An orbital camera class.

__init__(W, H, r=2, fovy=60, near=0.01, far=100)[source]

init function

Parameters:
  • W (int) – image width

  • H (int) – image height

  • r (float, optional) – camera radius. Defaults to 2.

  • fovy (float, optional) – camera field of view in degree along y-axis. Defaults to 60.

  • near (float, optional) – near clip plane. Defaults to 0.01.

  • far (float, optional) – far clip plane. Defaults to 100.

property fovx

get the field of view in radians along x-axis

Returns:

field of view in radians along x-axis

Return type:

float

property campos

get the camera position

Returns:

camera position, float [3]

Return type:

np.ndarray

property pose

get the camera pose matrix (cam2world)

Returns:

camera pose, float [4, 4]

Return type:

np.ndarray

property view

get the camera view matrix (world2cam, inverse of cam2world)

Returns:

camera view, float [4, 4]

Return type:

np.ndarray

property perspective

get the perspective matrix

Returns:

camera perspective, float [4, 4]

Return type:

np.ndarray

property intrinsics

get the camera intrinsics

Returns:

intrinsics (fx, fy, cx, cy), float [4]

Return type:

np.ndarray

property mvp

get the MVP (model-view-perspective) matrix.

Returns:

camera MVP, float [4, 4]

Return type:

np.ndarray

orbit(dx, dy)[source]

rotate along camera up/side axis!

Parameters:
  • dx (float) – delta step along x (up).

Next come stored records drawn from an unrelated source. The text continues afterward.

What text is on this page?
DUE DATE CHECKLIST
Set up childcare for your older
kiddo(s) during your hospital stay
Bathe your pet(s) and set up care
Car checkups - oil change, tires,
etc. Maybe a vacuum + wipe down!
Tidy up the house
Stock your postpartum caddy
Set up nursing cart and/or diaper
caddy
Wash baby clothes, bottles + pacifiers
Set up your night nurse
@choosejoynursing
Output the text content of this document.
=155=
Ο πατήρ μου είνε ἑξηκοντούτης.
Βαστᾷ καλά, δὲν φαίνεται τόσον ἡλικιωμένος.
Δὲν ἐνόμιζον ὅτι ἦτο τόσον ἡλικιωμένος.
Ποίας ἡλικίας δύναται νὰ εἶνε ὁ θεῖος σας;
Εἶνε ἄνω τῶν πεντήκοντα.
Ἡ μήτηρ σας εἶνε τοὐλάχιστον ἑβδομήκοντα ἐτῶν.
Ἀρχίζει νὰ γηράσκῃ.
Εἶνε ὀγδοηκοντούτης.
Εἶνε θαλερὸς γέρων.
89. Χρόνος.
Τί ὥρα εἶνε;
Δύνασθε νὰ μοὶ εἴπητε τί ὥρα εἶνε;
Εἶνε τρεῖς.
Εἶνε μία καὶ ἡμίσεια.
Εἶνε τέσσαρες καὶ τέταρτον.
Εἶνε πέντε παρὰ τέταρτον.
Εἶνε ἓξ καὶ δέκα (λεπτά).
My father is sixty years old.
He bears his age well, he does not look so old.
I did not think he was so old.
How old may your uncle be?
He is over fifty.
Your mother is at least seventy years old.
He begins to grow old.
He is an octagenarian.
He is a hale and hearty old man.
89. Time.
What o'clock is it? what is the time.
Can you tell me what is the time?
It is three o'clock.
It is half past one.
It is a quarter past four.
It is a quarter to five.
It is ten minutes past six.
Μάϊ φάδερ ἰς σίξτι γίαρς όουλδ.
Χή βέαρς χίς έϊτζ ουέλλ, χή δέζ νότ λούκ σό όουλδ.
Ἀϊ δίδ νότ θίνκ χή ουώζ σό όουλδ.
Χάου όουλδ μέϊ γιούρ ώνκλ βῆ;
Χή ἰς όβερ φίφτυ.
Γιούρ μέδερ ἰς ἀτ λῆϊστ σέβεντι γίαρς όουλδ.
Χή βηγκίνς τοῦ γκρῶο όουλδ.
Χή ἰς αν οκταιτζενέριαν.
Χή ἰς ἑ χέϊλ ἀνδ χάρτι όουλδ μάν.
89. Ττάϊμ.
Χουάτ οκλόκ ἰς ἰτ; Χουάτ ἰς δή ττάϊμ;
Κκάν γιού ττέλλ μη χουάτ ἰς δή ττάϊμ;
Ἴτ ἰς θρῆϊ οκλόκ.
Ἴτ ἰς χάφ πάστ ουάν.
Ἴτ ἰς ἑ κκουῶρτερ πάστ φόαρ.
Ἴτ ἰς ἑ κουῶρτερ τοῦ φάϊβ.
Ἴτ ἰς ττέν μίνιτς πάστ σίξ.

  • dy (float) – delta step along y (side).

scale(delta)[source]

scale the camera.

Parameters:

delta (float) – delta step.

pan(dx, dy, dz=0)[source]

pan the camera.

Parameters:
  • dx (float) – delta step along x.

  • dy (float) – delta step along y.

  • dz (float, optional) – delta step along x. Defaults to 0.

from_angle(elevation, azimuth, is_degree=True)[source]

set the camera pose from elevation & azimuth angle.

Parameters:
  • elevation (float) – elevation in (-90, 90), from +y to -y is (-90, 90)

  • azimuth (float) – azimuth in (-180, 180), from +z to +x is (0, 90)

  • is_degree (bool, optional) – whether the angles are in degree. Defaults to True.